Sartre não se considera, em primeiro lugar, um humanista. Ele se opõe ao marxismo e à religião em suas abordagens. Defende o existencialismo como uma doutrina de liberdade, responsabilidade, compromisso com a ação na situação e de natureza otimista. Assim, o existencialismo de Sartre representa um status moral e de responsabilidade. Como regra geral, o autor se opõe à concepção mais geral do ser humano, que o estabelece como uma ideia preconcebida: como um fim e superior. Essas ideias são reificações para Sartre, pois o homem nada mais é do que pura liberdade e possibilidade.

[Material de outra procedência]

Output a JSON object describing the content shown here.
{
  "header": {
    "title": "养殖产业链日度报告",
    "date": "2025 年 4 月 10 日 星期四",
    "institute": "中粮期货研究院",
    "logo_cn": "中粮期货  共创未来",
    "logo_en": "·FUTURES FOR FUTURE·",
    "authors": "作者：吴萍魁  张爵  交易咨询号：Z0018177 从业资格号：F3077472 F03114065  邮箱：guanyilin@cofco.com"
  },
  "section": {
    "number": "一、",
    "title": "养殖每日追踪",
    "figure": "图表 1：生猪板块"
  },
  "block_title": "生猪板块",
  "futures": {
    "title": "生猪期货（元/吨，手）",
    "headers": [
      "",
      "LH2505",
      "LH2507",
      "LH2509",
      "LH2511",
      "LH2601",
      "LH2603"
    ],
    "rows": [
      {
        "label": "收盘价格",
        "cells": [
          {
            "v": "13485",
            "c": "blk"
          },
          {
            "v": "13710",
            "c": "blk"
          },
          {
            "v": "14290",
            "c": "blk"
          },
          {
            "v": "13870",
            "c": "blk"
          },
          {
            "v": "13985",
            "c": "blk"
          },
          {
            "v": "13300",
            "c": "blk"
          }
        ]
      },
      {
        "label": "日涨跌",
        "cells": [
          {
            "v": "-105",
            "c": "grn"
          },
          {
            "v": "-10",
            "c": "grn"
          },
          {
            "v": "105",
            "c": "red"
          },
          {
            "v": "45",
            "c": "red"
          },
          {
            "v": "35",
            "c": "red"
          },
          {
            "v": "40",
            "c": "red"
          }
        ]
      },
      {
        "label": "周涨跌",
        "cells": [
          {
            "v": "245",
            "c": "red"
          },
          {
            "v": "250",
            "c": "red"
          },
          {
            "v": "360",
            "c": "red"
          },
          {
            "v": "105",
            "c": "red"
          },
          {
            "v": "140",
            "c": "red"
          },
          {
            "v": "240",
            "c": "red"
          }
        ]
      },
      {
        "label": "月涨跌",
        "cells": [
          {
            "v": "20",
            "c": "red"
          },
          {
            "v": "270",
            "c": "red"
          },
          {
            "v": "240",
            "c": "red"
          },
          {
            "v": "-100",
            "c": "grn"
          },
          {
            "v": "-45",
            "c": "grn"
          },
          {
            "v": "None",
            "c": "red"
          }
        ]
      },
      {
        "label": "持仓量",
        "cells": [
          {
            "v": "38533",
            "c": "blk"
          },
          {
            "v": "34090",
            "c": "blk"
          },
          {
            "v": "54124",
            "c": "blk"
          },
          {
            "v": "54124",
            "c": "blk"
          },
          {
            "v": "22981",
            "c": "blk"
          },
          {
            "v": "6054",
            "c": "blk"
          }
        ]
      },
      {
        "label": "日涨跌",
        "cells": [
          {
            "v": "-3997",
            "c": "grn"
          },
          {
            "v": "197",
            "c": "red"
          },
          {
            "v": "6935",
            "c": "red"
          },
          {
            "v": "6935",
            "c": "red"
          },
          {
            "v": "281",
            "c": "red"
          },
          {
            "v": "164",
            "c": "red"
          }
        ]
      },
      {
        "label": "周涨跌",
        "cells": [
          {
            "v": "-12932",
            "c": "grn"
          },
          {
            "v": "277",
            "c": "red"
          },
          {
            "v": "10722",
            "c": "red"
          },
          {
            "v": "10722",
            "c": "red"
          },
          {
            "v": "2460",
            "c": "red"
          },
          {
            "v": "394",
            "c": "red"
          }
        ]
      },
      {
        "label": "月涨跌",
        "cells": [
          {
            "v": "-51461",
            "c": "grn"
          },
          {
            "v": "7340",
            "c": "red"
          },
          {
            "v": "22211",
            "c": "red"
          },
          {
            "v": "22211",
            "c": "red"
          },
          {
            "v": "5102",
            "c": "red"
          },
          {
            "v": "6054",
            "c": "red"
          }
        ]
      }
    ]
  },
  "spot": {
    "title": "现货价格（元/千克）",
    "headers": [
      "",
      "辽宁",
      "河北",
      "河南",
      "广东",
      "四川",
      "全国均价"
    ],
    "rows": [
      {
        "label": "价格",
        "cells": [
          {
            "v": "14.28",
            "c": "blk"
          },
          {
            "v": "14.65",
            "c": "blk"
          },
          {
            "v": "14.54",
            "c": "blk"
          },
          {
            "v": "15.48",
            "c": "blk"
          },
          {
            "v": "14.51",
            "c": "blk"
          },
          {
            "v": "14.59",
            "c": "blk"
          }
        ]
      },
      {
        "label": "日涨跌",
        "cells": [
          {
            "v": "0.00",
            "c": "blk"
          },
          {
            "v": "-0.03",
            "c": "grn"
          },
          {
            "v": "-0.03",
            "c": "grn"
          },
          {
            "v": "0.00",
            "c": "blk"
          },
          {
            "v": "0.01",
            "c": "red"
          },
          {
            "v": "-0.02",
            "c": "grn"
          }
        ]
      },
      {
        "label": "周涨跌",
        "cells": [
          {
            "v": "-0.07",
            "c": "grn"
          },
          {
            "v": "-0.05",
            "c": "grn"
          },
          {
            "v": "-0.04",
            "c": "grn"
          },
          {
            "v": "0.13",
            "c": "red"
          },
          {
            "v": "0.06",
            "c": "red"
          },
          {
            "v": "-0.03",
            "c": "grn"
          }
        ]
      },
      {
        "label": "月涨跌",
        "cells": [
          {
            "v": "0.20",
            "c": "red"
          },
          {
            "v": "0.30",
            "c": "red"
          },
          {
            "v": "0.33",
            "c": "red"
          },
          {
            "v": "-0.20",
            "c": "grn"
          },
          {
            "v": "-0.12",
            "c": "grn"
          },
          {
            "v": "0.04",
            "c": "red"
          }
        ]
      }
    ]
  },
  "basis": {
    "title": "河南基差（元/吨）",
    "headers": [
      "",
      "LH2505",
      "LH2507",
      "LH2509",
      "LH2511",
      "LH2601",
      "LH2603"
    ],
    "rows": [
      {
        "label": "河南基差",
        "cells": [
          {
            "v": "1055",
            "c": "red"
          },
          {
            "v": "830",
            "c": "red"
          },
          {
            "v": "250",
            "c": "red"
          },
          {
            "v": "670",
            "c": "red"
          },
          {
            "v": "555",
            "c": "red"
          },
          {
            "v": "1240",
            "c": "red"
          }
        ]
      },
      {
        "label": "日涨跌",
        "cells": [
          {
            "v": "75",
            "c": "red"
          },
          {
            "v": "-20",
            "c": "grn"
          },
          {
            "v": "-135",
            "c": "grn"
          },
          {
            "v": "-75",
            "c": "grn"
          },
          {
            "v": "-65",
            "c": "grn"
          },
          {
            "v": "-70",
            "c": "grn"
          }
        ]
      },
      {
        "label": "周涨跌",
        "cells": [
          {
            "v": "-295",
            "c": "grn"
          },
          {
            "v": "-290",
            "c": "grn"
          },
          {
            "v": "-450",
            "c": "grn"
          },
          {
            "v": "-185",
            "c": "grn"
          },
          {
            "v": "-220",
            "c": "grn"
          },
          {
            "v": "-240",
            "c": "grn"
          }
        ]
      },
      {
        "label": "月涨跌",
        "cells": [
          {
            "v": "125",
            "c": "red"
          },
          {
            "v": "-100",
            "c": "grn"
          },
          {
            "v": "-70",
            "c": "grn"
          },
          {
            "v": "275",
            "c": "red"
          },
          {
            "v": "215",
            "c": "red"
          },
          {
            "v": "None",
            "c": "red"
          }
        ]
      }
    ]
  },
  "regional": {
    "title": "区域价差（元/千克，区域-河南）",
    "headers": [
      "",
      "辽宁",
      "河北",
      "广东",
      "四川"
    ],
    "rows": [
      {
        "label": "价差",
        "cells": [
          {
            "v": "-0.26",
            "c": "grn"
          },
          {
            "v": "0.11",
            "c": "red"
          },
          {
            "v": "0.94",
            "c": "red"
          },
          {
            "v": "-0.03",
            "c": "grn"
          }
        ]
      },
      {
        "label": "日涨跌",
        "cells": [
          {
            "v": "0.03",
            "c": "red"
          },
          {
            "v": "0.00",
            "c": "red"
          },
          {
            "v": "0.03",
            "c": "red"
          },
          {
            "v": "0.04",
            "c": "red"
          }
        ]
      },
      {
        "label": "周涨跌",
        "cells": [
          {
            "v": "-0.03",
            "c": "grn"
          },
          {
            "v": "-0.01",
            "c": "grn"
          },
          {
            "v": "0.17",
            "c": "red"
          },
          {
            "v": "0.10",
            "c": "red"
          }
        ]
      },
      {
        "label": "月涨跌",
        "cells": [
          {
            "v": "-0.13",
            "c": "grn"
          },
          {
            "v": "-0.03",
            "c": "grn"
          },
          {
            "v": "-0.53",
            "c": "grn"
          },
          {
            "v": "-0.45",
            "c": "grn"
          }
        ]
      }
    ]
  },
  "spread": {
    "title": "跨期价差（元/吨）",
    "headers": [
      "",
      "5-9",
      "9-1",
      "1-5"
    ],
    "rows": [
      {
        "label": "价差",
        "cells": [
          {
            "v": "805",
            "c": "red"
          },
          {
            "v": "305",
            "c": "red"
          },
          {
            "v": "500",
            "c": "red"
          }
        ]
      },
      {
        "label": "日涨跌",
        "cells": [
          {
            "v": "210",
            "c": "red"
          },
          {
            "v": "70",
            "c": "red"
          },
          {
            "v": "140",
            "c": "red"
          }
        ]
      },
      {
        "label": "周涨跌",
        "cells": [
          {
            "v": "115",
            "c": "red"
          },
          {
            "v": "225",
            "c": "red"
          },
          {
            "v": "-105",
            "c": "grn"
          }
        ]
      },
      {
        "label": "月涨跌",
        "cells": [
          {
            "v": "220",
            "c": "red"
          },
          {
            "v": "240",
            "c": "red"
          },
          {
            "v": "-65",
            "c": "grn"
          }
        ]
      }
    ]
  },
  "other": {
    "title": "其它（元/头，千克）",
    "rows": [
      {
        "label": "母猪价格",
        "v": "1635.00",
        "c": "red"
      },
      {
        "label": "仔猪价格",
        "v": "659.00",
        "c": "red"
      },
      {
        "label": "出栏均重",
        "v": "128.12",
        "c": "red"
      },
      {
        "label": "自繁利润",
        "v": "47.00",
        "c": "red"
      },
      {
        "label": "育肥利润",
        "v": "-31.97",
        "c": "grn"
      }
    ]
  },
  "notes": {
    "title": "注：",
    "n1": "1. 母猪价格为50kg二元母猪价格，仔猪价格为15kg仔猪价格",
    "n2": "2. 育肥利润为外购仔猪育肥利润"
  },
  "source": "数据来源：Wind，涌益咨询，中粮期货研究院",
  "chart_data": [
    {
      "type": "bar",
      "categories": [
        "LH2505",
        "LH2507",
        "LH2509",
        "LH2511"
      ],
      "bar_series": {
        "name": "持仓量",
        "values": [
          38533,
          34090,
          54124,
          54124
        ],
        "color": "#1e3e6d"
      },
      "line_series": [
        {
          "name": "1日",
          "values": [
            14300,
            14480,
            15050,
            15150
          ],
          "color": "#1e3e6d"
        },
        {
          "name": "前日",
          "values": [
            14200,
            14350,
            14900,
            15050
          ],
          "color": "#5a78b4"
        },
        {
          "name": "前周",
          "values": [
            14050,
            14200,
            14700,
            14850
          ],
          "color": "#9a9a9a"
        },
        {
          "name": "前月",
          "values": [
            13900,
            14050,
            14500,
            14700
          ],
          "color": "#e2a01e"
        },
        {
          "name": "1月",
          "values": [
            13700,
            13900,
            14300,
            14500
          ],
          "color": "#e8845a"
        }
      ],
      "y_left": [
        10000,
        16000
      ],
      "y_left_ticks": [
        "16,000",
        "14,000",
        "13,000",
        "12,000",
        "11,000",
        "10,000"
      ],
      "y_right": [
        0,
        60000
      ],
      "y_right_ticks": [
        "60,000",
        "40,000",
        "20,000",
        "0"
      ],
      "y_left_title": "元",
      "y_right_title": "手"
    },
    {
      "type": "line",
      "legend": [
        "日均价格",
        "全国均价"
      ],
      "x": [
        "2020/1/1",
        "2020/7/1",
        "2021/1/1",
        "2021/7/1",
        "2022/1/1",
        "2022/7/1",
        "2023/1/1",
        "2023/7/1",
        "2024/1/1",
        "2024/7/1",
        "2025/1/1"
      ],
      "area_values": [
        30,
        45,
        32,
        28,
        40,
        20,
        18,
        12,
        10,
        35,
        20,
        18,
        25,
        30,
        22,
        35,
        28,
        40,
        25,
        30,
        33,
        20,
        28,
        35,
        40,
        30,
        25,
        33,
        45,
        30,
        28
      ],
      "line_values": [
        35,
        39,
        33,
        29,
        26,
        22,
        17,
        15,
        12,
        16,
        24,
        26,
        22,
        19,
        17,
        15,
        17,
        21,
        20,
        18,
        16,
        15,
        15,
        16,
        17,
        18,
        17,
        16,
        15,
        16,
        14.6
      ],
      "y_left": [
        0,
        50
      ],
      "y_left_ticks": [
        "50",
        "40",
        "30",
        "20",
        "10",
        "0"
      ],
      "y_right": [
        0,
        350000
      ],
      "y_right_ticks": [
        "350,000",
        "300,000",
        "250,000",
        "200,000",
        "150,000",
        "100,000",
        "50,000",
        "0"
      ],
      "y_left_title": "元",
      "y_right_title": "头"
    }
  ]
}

Pode-se pensar o homem como uma transcendência contínua. Assim, o existencialismo se torna um humanismo transcendente ao conceber o homem como alguém capaz de projetar-se e ser responsável por sua existência, seja qual for a situação que escolhemos para viver.
Finalmente, é importante notar a Crítica da Razão Dialética de Sartre, que se situa no movimento histórico dos anos 1960. A totalidade faz parte da existência humana individual. Não se pode viver a liberdade individual fora do grupo social a que se pertence. A partir da razão dialética, o existencialismo é estabelecido como uma ideologia burguesa parasitária. Contudo, Sartre considera o marxismo como o contexto filosófico de seu tempo, e a visão adequada da liberdade é o materialismo histórico marxista. Isso significa que o indivíduo é livre quando faz parte do processo dialético histórico. Sartre acredita que a história verdadeiramente dialética é feita por grupos humanos. Estes são os grupos que veem sua própria liberdade na liberdade dos outros e se sincronizam para agir e transformar a sociedade, concordando com a expressão da liberdade. Eles estão em sintonia com a expressão da liberdade individual. Mas, para Sartre, a existência humana é individual, porque o projeto é o trabalho de um indivíduo. E a liberdade, portanto, também tem um caráter individual. Embora devamos ter em mente que um indivíduo sozinho não pode mudar a história, por maior que seja sua liberdade individual. A mudança histórica nunca pode ser um projeto individual, mas deve ser um projeto em grupo, onde, como explicado acima, há a mesma expressão de liberdade.